From 1976 to 1982, David Ranney worked in several factories in Southeast Chicago and Northwest Indiana.  In his newest book, Living and Dying on the Factory Floor:  From Outside in and the Inside Out, he shares an account of his experience working in several jobs in a region that once contained one of the largest concentrations of heavy industry in the world. The presence of ten steel mills and associated industries employed hundreds of thousands of workers over a period of several generations.  Today, most of the jobs are gone, but left behind are the stories of the workers and families who made this area their home.  We are thrilled that, along with the Jane Addams Hull-House Museum, we are sponsoring a book discussion and signing by Dave on Wednesday, April 10, from 4:00 p.m. – 7:00 p.m. at the Hull House at 800 S. Halsted.

Living and Dying on the Factory Floor is a vivid description of working in a factory:

The author walks the reader through the heart of the South Side of Chicago, observing the noise, the polluted air, and the rich diversity of people on the street at all hours of the day ad night. His stints at a machine shop, a railroad car factory, a structural steel shop, a box factory, a chemical plan, and a paper cup factory included a wildcat strike, an immigration raid, shop-floor actions protesting supervisor abuses, serious injuries, a failed effort to unionize, and a murder.  Forty years later, Ranney returns to the South Side to reveal what happened to the communities and the companies that had inhabited them, concluding with observations on race and class, the use of immigration policy for social control, and our ability to create a just society.

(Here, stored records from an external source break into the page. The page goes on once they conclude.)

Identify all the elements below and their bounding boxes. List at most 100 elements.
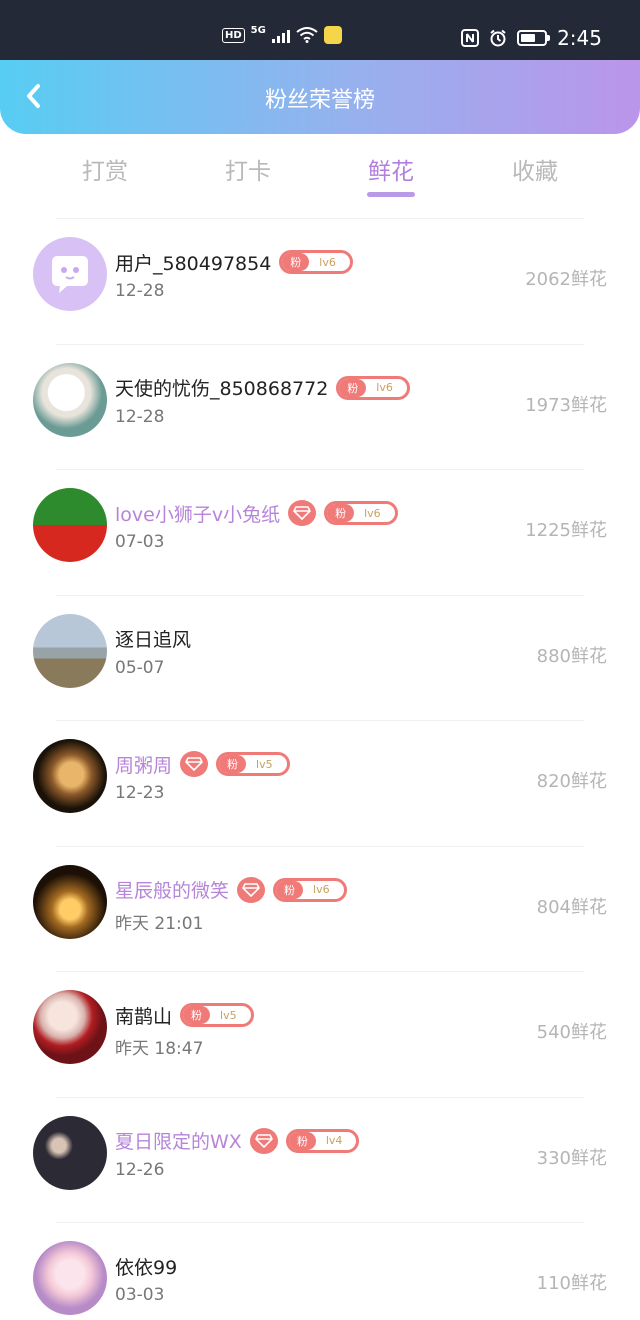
- page-header: 粉丝荣誉榜: [0, 60, 640, 134]
- fan-date: 05-07: [115, 657, 165, 678]
- candle-lights-avatar[interactable]: [33, 864, 107, 939]
- signal-icon: [271, 27, 290, 43]
- fan-level: lv6: [376, 381, 393, 394]
- fan-row[interactable]: 夏日限定的WX 粉 lv4 12-26 330鲜花: [33, 1096, 607, 1223]
- flower-count: 330鲜花: [536, 1147, 607, 1169]
- tab-bar: 打赏 打卡 鲜花 收藏: [0, 134, 640, 218]
- fan-level-badge: 粉 lv5: [216, 752, 290, 776]
- fan-name: 星辰般的微笑: [115, 880, 230, 902]
- fan-name: 逐日追风: [115, 629, 192, 651]
- status-bar: HD 5G 2:45: [0, 0, 640, 60]
- battery-icon: [517, 30, 551, 46]
- name-line: 夏日限定的WX 粉 lv4: [115, 1127, 360, 1154]
- fan-badge-label: 粉: [327, 504, 355, 522]
- 5g-label: 5G: [250, 24, 266, 36]
- name-line: 逐日追风: [115, 626, 191, 652]
- name-line: 周粥周 粉 lv5: [115, 751, 290, 777]
- fan-date: 12-28: [115, 281, 165, 301]
- name-line: 依依99: [115, 1253, 177, 1279]
- horse-landscape-avatar[interactable]: [33, 613, 107, 688]
- fan-row[interactable]: 周粥周 粉 lv5 12-23 820鲜花: [33, 720, 607, 846]
- fan-row[interactable]: 天使的忧伤_850868772 粉 lv6 12-28 1973鲜花: [33, 343, 607, 470]
- fan-level-badge: 粉 lv6: [273, 877, 347, 902]
- status-right-icons: 2:45: [461, 26, 602, 50]
- fan-row[interactable]: 逐日追风 05-07 880鲜花: [33, 594, 607, 721]
- nfc-icon: [461, 29, 480, 47]
- name-line: 南鹊山 粉 lv5: [115, 1002, 254, 1028]
- anime-girl-avatar[interactable]: [33, 1241, 107, 1315]
- fan-name: 天使的忧伤_850868772: [115, 378, 329, 400]
- fan-badge-label: 粉: [282, 253, 310, 271]
- name-line: 星辰般的微笑 粉 lv6: [115, 876, 347, 903]
- fan-badge-label: 粉: [276, 880, 304, 899]
- fan-level: lv4: [325, 1134, 343, 1147]
- fan-level-badge: 粉 lv6: [279, 250, 353, 274]
- fan-badge-label: 粉: [183, 1006, 211, 1024]
- chat-bubble-icon: [52, 256, 88, 293]
- chat-bubble-avatar[interactable]: [33, 237, 107, 311]
- fan-name: 夏日限定的WX: [115, 1131, 242, 1153]
- active-tab-indicator: [367, 192, 415, 197]
- vip-diamond-icon: [237, 876, 266, 903]
- fan-date: 昨天 21:01: [115, 913, 204, 934]
- flower-count: 110鲜花: [536, 1273, 607, 1294]
- fan-level-badge: 粉 lv4: [285, 1128, 360, 1153]
- tab-favorites[interactable]: 收藏: [475, 152, 595, 186]
- name-line: love小狮子v小兔纸 粉 lv6: [115, 500, 398, 526]
- flower-count: 2062鲜花: [525, 269, 607, 290]
- fan-level: lv6: [364, 506, 381, 520]
- fan-name: love小狮子v小兔纸: [115, 503, 281, 526]
- flower-count: 1973鲜花: [525, 394, 607, 416]
- wifi-icon: [296, 27, 318, 43]
- fan-level: lv5: [220, 1008, 237, 1022]
- fan-badge-label: 粉: [339, 378, 367, 397]
- alarm-icon: [490, 29, 506, 47]
- vip-diamond-icon: [249, 1127, 278, 1154]
- fan-row[interactable]: 依依99 03-03 110鲜花: [33, 1222, 607, 1320]
- fan-name: 南鹊山: [115, 1005, 173, 1028]
- flower-photo-avatar[interactable]: [33, 362, 107, 437]
- name-line: 用户_580497854 粉 lv6: [115, 249, 353, 275]
- fan-name: 周粥周: [115, 754, 173, 777]
- fan-level: lv5: [256, 757, 273, 771]
- flower-count: 880鲜花: [536, 645, 607, 667]
- flower-count: 804鲜花: [536, 896, 607, 918]
- fan-date: 03-03: [115, 1285, 165, 1305]
- fan-row[interactable]: love小狮子v小兔纸 粉 lv6 07-03 1225鲜花: [33, 469, 607, 595]
- name-line: 天使的忧伤_850868772 粉 lv6: [115, 375, 410, 401]
- fan-level: lv6: [313, 883, 330, 896]
- girl-portrait-avatar[interactable]: [33, 739, 107, 813]
- tab-checkin[interactable]: 打卡: [188, 152, 308, 186]
- fan-name: 依依99: [115, 1256, 178, 1279]
- two-men-avatar[interactable]: [33, 1115, 107, 1190]
- tab-reward[interactable]: 打赏: [45, 152, 165, 186]
- fan-level-badge: 粉 lv6: [324, 501, 398, 525]
- vip-diamond-icon: [180, 751, 209, 777]
- page-title: 粉丝荣誉榜: [264, 88, 375, 113]
- hd-icon: HD: [222, 27, 245, 43]
- app-notification-icon: [323, 26, 342, 44]
- fan-date: 昨天 18:47: [115, 1039, 204, 1059]
- fan-level-badge: 粉 lv6: [336, 375, 410, 400]
- green-red-avatar[interactable]: [33, 488, 107, 562]
- fan-date: 12-23: [115, 783, 165, 803]
- flower-count: 1225鲜花: [525, 520, 607, 541]
- fan-date: 12-28: [115, 406, 165, 427]
- fan-level: lv6: [319, 255, 336, 269]
- fan-row[interactable]: 星辰般的微笑 粉 lv6 昨天 21:01 804鲜花: [33, 845, 607, 972]
- clock-time: 2:45: [557, 26, 602, 50]
- fan-badge-label: 粉: [219, 755, 247, 773]
- flower-count: 820鲜花: [536, 771, 607, 792]
- fan-row[interactable]: 用户_580497854 粉 lv6 12-28 2062鲜花: [33, 218, 607, 344]
- fan-date: 12-26: [115, 1159, 165, 1180]
- fan-date: 07-03: [115, 532, 165, 552]
- fan-list: 用户_580497854 粉 lv6 12-28 2062鲜花 天使的忧伤_850…: [0, 218, 640, 1320]
- vip-diamond-icon: [288, 500, 317, 526]
- fan-badge-label: 粉: [288, 1131, 316, 1150]
- girl-red-cloak-avatar[interactable]: [33, 990, 107, 1064]
- fan-name: 用户_580497854: [115, 252, 272, 275]
- fan-level-badge: 粉 lv5: [180, 1003, 254, 1027]
- status-left-icons: HD 5G: [222, 24, 342, 44]
- tab-flowers[interactable]: 鲜花: [331, 152, 451, 186]
- fan-row[interactable]: 南鹊山 粉 lv5 昨天 18:47 540鲜花: [33, 971, 607, 1097]
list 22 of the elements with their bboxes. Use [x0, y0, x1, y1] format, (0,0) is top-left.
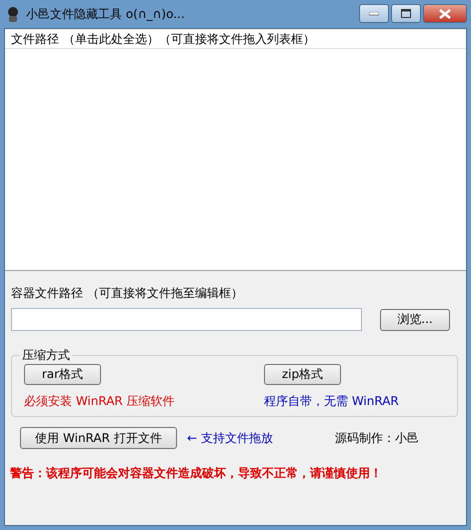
minimize-button[interactable] [359, 4, 389, 23]
close-icon [439, 8, 451, 18]
warning-text: 警告：该程序可能会对容器文件造成破坏，导致不正常，请谨慎使用！ [10, 465, 383, 482]
close-button[interactable] [423, 4, 467, 23]
file-list[interactable]: 文件路径 （单击此处全选）（可直接将文件拖入列表框） [5, 30, 466, 271]
avatar-icon [6, 6, 20, 22]
maximize-button[interactable] [391, 4, 421, 23]
minimize-icon [369, 12, 379, 16]
maximize-icon [401, 9, 411, 18]
container-path-label: 容器文件路径 （可直接将文件拖至编辑框） [11, 285, 244, 302]
window-title: 小邑文件隐藏工具 o(∩_∩)o... [26, 6, 185, 22]
format-button[interactable]: zip格式 [264, 364, 341, 385]
group-legend: 压缩方式 [20, 347, 72, 364]
format-note: 程序自带，无需 WinRAR [264, 393, 399, 410]
browse-button[interactable]: 浏览... [380, 308, 450, 330]
format-button[interactable]: rar格式 [24, 364, 101, 385]
open-button[interactable]: 使用 WinRAR 打开文件 [20, 427, 177, 449]
drag-hint: ← 支持文件拖放 [187, 430, 273, 446]
credit-text: 源码制作：小邑 [334, 430, 419, 446]
format-note: 必须安装 WinRAR 压缩软件 [24, 393, 175, 410]
container-path-field[interactable] [11, 308, 362, 331]
column-header[interactable]: 文件路径 （单击此处全选）（可直接将文件拖入列表框） [5, 30, 466, 49]
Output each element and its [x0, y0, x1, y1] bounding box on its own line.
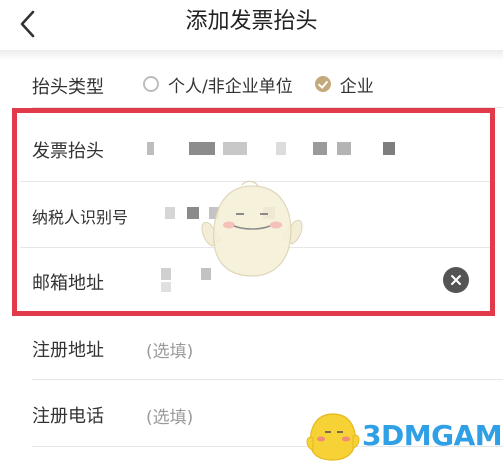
radio-company[interactable]: 企业	[314, 72, 374, 97]
radio-company-label: 企业	[339, 76, 374, 97]
register-address-row: 注册地址 (选填)	[0, 318, 503, 378]
register-phone-label: 注册电话	[32, 406, 104, 427]
radio-personal[interactable]: 个人/非企业单位	[143, 72, 293, 97]
divider	[32, 379, 503, 380]
radio-unchecked-icon	[143, 76, 159, 92]
obscured-text	[189, 142, 215, 155]
title-type-radio-group: 个人/非企业单位 企业	[143, 62, 396, 106]
title-type-row: 抬头类型 个人/非企业单位 企业	[0, 62, 503, 106]
obscured-text	[313, 142, 327, 155]
watermark-text: 3DMGAME	[362, 419, 503, 452]
obscured-text	[161, 268, 171, 280]
invoice-title-label: 发票抬头	[32, 141, 104, 162]
register-phone-input[interactable]: (选填)	[146, 403, 193, 428]
obscured-text	[383, 142, 395, 155]
tax-id-label: 纳税人识别号	[32, 208, 129, 227]
page-title: 添加发票抬头	[185, 9, 318, 34]
obscured-text	[161, 282, 171, 292]
header-shadow	[0, 50, 503, 60]
obscured-text	[276, 142, 286, 155]
invoice-title-input[interactable]	[145, 133, 425, 163]
clear-icon	[451, 275, 461, 285]
email-label: 邮箱地址	[32, 273, 104, 294]
watermark-logo	[306, 413, 360, 461]
clear-button[interactable]	[443, 267, 469, 293]
invoice-title-row: 发票抬头	[0, 117, 503, 179]
obscured-text	[223, 142, 247, 155]
title-type-label: 抬头类型	[32, 77, 104, 98]
radio-checked-icon	[314, 76, 331, 92]
obscured-text	[147, 142, 154, 155]
top-bar: 添加发票抬头	[0, 0, 503, 50]
radio-personal-label: 个人/非企业单位	[168, 76, 293, 97]
obscured-text	[337, 142, 351, 155]
mascot-image	[201, 180, 303, 277]
register-address-label: 注册地址	[32, 340, 104, 361]
obscured-text	[165, 207, 175, 219]
register-address-input[interactable]: (选填)	[146, 337, 193, 362]
divider	[32, 107, 503, 108]
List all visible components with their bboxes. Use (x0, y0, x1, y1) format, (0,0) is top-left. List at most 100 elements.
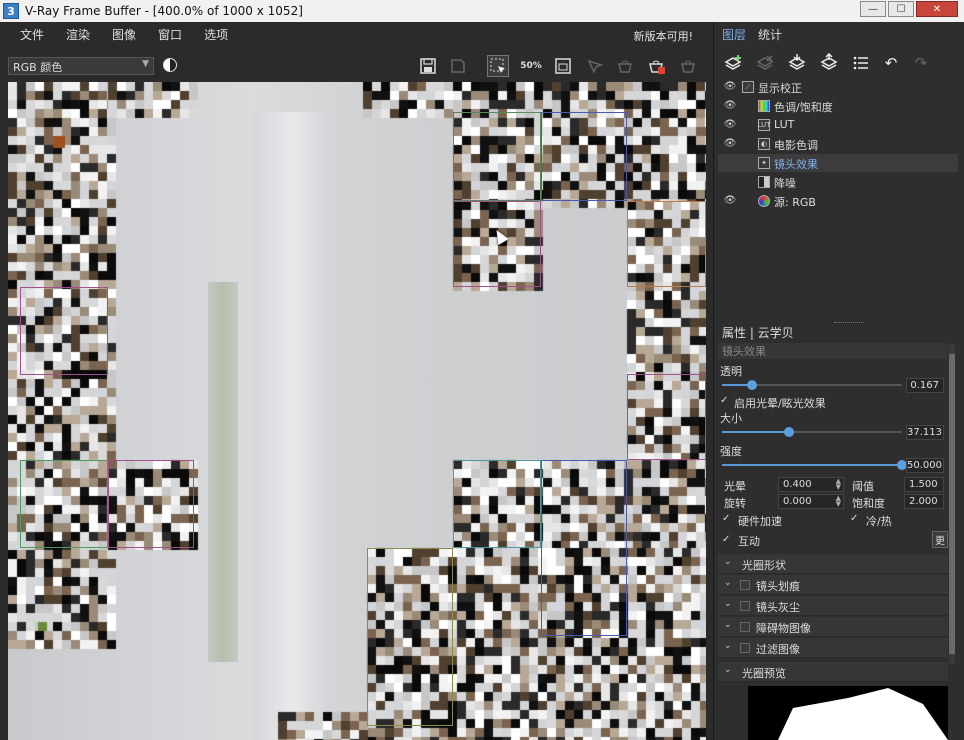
opacity-slider-knob[interactable] (747, 380, 758, 390)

It will be very interesting to hear Dave, professor emeritus in UIC’s Department of Urban Planning and Policy, speak in more detail about an experience that he theorized in his book, Global Decisions, Local Collision, one of our favorites. No doubt, as he discusses the details of his experiences, we will hear him connect his story to the larger structural dynamics of global economic restructuring.  It’s not too late to RSVP. We invite you to join us for an interesting evening at the Hull House.

This event is the third in our series of book launchings. The first, held on February 20th and also co-sponsored with the Hull-House Museum, was The World is Watching, edited by Buzz and Alice Palmer and David Robinson and published by Third World Press.  Our second book event on March 15th, featured the book that emerged from our Cities Across the Globe Symposium Series, Disassembled Cities: Social and Spatial Strategies to Reassemble Cities, edited by Elizabeth Sweet.